Humboldt’s Gift.

First Edition of Saul Bellow's Pulitzer Prize-winning Novel Humboldt's Gift; Inscribed by him to Close Friend Judge Abraham Marovitz

Humboldt’s Gift.

BELLOW, Saul.

$1,500.00

Item Number: 100951

New York: The Viking Press, 1975.

First edition of the author’s Pulitzer Prize-winning novel. Octavo, original half cloth. Presentation copy, inscribed by the author, “To Judge Abraham Lincoln Marovitz — the homage of letters to justice Best wishes Saul Bellow June 3 1982.” The recipient Abraham Marovitz was a famed Chicago attorney and long-time powerful United States District Court judge. Both Bellow and Marovitz were Lithuanian Jews (Bellow born in Canada, Marovitz in the United States) who knew each other well as fellow notable Chicagoans. His inkstamped “From the Library of Judge Abraham Lincoln Marovitz” on the front pastedown. Near fine in a very good dust jacket. Jacket design by Mel Williamson. An exceptional presentation.

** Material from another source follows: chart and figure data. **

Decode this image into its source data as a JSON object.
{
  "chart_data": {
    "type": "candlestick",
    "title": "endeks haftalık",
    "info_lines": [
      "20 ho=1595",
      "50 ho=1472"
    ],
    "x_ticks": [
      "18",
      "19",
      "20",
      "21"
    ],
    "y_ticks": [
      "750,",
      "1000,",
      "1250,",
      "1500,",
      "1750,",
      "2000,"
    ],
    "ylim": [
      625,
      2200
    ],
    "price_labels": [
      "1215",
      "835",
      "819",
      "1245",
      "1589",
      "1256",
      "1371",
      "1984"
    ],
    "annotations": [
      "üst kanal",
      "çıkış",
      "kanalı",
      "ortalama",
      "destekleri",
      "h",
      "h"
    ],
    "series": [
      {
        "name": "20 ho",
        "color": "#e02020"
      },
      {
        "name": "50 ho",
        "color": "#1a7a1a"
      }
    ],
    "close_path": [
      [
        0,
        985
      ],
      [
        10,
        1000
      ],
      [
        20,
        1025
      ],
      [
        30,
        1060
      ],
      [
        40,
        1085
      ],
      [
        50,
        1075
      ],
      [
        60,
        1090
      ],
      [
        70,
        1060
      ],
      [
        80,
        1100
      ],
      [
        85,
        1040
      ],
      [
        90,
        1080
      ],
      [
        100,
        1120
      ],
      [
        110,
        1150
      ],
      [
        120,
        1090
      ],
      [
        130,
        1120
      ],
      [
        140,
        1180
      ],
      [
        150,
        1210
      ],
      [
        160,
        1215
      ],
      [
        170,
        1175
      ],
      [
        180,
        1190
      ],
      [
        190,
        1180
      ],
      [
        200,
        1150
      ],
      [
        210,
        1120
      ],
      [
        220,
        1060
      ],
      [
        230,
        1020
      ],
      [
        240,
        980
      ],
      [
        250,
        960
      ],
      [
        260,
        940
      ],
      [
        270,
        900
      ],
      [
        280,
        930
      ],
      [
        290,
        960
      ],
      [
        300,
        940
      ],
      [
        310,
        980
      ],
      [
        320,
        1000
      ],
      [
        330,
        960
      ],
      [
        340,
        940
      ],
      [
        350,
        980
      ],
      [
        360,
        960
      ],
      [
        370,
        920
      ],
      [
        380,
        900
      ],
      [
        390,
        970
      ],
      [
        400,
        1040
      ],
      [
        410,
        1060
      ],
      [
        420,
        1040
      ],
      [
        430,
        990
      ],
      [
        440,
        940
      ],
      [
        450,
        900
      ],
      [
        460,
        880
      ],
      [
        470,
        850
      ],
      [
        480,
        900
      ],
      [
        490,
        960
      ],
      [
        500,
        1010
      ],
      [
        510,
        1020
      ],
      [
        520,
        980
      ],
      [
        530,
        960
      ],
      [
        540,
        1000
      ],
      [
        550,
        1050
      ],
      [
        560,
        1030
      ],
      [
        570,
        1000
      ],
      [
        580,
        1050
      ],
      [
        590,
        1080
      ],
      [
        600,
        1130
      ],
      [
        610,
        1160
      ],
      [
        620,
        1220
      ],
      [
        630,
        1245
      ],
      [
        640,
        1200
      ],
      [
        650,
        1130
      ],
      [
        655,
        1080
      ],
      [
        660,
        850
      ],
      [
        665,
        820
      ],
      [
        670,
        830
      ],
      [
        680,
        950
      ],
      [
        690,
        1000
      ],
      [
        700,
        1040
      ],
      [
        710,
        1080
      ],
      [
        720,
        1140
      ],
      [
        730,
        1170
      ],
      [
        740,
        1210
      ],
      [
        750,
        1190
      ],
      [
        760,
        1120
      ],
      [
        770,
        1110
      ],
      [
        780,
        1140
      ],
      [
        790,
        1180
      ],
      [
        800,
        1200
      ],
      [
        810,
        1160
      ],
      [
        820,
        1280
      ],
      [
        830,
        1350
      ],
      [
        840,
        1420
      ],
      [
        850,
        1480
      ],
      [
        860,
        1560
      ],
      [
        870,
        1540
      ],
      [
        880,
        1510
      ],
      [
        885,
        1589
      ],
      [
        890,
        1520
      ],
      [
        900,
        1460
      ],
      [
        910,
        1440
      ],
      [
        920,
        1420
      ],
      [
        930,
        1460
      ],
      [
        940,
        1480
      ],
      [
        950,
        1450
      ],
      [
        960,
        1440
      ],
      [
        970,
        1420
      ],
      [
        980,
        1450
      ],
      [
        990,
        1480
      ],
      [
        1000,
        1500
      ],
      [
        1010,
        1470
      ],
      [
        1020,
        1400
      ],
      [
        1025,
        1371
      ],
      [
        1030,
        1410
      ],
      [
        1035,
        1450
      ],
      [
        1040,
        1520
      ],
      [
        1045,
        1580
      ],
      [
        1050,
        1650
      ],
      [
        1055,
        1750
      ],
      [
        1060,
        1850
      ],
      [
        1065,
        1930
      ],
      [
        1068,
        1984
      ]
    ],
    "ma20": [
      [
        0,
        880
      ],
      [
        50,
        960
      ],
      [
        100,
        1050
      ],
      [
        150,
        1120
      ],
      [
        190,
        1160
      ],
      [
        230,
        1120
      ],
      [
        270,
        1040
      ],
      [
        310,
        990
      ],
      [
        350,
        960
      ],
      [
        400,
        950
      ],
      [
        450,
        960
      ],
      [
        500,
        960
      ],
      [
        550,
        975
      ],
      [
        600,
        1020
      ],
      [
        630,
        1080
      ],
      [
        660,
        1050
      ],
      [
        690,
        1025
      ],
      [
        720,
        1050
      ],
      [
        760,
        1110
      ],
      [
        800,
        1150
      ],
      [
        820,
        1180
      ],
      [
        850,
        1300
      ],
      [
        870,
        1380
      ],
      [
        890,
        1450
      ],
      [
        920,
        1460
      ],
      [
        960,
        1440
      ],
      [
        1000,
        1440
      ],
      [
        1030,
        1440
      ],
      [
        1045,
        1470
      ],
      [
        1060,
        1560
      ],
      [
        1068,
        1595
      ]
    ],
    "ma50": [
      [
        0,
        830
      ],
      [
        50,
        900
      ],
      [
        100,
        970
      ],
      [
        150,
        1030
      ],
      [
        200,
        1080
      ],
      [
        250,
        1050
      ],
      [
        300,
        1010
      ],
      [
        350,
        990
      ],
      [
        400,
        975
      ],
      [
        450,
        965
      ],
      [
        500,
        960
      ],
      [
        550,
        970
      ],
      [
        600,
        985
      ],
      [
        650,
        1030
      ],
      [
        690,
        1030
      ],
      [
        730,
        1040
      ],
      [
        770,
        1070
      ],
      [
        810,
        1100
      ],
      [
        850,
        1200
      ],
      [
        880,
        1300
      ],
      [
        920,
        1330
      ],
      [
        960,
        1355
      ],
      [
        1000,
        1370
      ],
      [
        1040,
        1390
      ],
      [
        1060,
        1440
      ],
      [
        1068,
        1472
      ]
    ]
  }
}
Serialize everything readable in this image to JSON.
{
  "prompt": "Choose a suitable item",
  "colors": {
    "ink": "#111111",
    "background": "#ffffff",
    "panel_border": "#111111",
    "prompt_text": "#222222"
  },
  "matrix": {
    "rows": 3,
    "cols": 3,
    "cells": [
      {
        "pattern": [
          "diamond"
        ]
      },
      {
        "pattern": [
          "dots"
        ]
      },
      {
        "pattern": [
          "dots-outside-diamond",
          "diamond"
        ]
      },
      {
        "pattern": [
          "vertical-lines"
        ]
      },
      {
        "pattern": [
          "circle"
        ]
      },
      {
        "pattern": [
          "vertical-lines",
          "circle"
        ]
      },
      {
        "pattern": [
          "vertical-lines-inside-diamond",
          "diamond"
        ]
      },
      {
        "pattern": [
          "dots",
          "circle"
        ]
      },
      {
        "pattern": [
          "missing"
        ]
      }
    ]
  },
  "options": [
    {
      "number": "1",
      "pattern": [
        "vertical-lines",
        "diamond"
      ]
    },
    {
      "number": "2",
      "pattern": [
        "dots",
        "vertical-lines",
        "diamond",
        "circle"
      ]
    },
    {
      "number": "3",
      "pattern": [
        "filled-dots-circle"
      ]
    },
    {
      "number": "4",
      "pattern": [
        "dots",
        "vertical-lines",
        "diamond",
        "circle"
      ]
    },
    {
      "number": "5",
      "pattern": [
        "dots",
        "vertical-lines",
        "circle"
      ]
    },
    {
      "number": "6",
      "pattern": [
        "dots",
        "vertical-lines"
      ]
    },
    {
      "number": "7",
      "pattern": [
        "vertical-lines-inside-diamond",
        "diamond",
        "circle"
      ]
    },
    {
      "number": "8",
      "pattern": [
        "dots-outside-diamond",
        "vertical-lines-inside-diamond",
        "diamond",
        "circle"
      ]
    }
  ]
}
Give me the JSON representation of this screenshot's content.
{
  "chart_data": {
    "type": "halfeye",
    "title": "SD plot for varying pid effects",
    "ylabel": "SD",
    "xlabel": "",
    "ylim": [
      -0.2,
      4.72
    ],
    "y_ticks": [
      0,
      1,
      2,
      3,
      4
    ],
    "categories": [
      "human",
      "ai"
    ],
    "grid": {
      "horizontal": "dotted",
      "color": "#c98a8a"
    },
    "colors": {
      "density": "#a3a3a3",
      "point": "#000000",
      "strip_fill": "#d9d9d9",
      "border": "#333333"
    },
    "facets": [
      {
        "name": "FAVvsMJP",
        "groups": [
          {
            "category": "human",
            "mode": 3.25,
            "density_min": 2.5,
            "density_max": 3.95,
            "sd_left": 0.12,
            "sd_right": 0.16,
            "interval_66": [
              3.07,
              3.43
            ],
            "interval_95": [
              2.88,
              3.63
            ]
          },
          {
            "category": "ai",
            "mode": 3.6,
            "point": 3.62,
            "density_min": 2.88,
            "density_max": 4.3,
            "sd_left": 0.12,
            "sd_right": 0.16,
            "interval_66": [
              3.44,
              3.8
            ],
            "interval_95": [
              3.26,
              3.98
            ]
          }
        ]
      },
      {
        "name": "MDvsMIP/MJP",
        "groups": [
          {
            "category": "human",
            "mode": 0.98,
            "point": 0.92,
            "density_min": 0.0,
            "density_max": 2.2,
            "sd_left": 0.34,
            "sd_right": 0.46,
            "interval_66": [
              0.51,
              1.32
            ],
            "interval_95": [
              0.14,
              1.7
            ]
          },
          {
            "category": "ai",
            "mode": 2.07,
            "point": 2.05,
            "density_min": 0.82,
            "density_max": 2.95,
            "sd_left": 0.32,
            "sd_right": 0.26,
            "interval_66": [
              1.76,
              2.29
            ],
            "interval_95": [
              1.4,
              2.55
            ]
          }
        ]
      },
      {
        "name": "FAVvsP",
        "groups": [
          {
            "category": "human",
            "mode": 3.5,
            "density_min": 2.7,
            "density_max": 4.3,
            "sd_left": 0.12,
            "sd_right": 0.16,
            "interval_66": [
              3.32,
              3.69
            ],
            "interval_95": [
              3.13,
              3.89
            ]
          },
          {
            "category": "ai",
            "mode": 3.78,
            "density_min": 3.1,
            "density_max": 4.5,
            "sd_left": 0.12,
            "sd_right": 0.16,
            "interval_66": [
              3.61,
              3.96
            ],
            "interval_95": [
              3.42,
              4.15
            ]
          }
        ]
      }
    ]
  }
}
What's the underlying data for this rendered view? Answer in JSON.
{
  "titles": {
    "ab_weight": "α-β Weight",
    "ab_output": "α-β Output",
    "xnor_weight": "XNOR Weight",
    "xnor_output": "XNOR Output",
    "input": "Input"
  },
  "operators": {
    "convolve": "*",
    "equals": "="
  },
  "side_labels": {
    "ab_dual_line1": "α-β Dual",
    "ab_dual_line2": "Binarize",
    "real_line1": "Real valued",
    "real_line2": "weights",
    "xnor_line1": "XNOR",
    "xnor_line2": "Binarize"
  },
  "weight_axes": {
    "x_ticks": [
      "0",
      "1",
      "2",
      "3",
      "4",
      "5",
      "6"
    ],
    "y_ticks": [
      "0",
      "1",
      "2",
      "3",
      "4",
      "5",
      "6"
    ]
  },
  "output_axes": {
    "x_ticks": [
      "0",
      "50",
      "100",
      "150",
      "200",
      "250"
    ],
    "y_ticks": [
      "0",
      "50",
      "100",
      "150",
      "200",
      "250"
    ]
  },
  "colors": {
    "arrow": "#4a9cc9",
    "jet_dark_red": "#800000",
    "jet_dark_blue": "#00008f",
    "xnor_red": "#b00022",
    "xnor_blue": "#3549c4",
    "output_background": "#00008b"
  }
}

Humboldt's Gift is a self-described "comic book about death," whose title character is modeled on the lyric poet Delmore Schwartz. Charlie Citrine, an intellectual, middle-aged author of award-winning biographies and plays, contemplates two significant figures and philosophies in his life: Von Humboldt Fleisher, a dead poet who had been his mentor, and Rinaldo Cantabile, a very-much-alive minor mafioso who has been the bane of Humboldt's existence. Humboldt had taught Charlie that art is powerful and that one should be true to one's creative spirit. Rinaldo, Charlie's self-appointed financial adviser, has always urged Charlie to use his art to turn a profit. At the novel's end, Charlie has managed to set his own course.